Arnex: une excellente cuvée 2011 mise en bouteilles

«Quand le vin est tiré, il faut le boire»… dit le proverbe. Mais justement, avant de le déguster, il faut le mettre en bouteilles. C’est ce à quoi se sont attelées Maryline Lavenex et son équipe à Arnex, en milieu de semaine passée.

«On attend bien sûr que le vin soit prêt, mais cette année, nous avons un peu d’avance, car les vendanges ont eu lieu tôt et le vin est prêt depuis quelque temps déjà. Il est donc nécessaire de s’occuper des blancs et du rosé, qui reposeront mieux en bouteilles que dans leurs cuves» explique la vigneronne qui ajoute que «pour ce qui est des rouges, je les mets en bouteilles plutôt en début d’automne, je préfère qu’ils mûrissent en cuves».

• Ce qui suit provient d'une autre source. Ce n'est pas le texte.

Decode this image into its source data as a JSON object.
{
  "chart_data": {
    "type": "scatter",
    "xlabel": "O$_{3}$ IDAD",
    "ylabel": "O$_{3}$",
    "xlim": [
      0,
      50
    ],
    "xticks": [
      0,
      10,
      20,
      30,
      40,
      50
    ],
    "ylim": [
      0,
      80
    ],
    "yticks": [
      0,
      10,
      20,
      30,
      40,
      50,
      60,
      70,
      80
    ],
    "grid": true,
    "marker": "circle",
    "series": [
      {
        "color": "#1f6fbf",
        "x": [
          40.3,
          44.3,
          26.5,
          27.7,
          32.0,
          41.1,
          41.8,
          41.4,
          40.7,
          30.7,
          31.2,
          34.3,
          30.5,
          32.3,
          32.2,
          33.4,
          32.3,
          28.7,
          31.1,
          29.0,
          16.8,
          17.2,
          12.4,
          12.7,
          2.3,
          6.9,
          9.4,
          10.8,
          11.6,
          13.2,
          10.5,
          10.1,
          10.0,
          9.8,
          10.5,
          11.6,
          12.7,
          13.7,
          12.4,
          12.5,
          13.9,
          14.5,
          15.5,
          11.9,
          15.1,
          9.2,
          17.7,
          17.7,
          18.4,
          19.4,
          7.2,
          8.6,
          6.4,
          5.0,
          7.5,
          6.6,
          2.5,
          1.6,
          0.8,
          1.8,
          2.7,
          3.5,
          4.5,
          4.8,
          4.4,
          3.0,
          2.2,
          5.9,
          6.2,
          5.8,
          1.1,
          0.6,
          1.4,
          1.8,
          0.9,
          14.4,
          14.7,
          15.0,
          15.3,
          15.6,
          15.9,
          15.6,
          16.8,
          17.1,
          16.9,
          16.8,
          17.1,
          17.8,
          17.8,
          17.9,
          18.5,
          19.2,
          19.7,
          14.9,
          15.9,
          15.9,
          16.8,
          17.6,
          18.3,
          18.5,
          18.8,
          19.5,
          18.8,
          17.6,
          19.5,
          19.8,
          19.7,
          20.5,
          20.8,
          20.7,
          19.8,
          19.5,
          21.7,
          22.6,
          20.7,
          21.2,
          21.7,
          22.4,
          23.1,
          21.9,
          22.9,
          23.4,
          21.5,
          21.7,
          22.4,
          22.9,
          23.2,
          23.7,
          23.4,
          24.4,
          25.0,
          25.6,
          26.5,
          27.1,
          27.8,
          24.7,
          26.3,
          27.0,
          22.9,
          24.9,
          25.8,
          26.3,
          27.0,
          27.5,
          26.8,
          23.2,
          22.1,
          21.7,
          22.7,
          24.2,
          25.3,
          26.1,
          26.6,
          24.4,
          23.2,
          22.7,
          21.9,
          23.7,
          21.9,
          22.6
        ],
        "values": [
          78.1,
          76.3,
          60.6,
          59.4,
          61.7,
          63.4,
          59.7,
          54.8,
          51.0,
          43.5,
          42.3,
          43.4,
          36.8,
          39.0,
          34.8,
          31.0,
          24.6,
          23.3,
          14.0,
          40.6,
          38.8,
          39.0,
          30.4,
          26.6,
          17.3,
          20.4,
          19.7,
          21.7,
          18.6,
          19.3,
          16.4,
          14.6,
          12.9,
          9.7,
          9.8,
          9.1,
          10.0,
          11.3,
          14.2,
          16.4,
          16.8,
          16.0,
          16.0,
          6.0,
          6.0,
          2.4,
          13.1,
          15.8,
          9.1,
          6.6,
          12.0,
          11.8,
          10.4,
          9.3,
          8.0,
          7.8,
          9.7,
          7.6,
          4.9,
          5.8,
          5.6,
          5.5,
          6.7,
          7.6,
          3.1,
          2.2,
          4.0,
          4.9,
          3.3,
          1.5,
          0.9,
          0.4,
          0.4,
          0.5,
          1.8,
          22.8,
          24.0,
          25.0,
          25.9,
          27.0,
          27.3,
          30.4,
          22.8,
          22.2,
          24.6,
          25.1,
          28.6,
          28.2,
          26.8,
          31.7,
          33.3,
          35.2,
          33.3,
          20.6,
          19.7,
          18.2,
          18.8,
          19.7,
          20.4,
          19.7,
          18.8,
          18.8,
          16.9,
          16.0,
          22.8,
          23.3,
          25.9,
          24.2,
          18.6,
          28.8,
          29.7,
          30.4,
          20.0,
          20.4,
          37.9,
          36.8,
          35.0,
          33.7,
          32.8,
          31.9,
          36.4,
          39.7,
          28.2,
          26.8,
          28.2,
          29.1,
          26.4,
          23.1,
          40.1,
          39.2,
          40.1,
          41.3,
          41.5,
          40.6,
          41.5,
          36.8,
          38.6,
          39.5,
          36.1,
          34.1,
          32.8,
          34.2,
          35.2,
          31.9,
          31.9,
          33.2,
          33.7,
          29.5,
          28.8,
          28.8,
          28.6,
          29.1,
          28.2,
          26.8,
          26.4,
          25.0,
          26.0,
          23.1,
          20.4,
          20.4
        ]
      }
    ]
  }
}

Un système mobile ingénieux et pratique

Pour cette opération, qui prend entre une et deux journées de travail, c’est une petite chaîne mobile d’embouteillage de l’entreprise Oenologie à la façon de Perroy qui est mise à contribution. Il s’agit en gros d’un système qui repose sur des remorques, avec à l’une des extrémités de la chaîne, une ou deux personnes qui alimentent le système en bouteilles vides, une première partie qui relave les bouteilles et une seconde partie qui procède à la fois au remplissage des précieux flacons et à leur bouchonnage ou capsulage, selon la variété. A l’autre extrémité de la chaîne, une ou deux personnes rangent avec application les bouteilles dans des containers grillagés.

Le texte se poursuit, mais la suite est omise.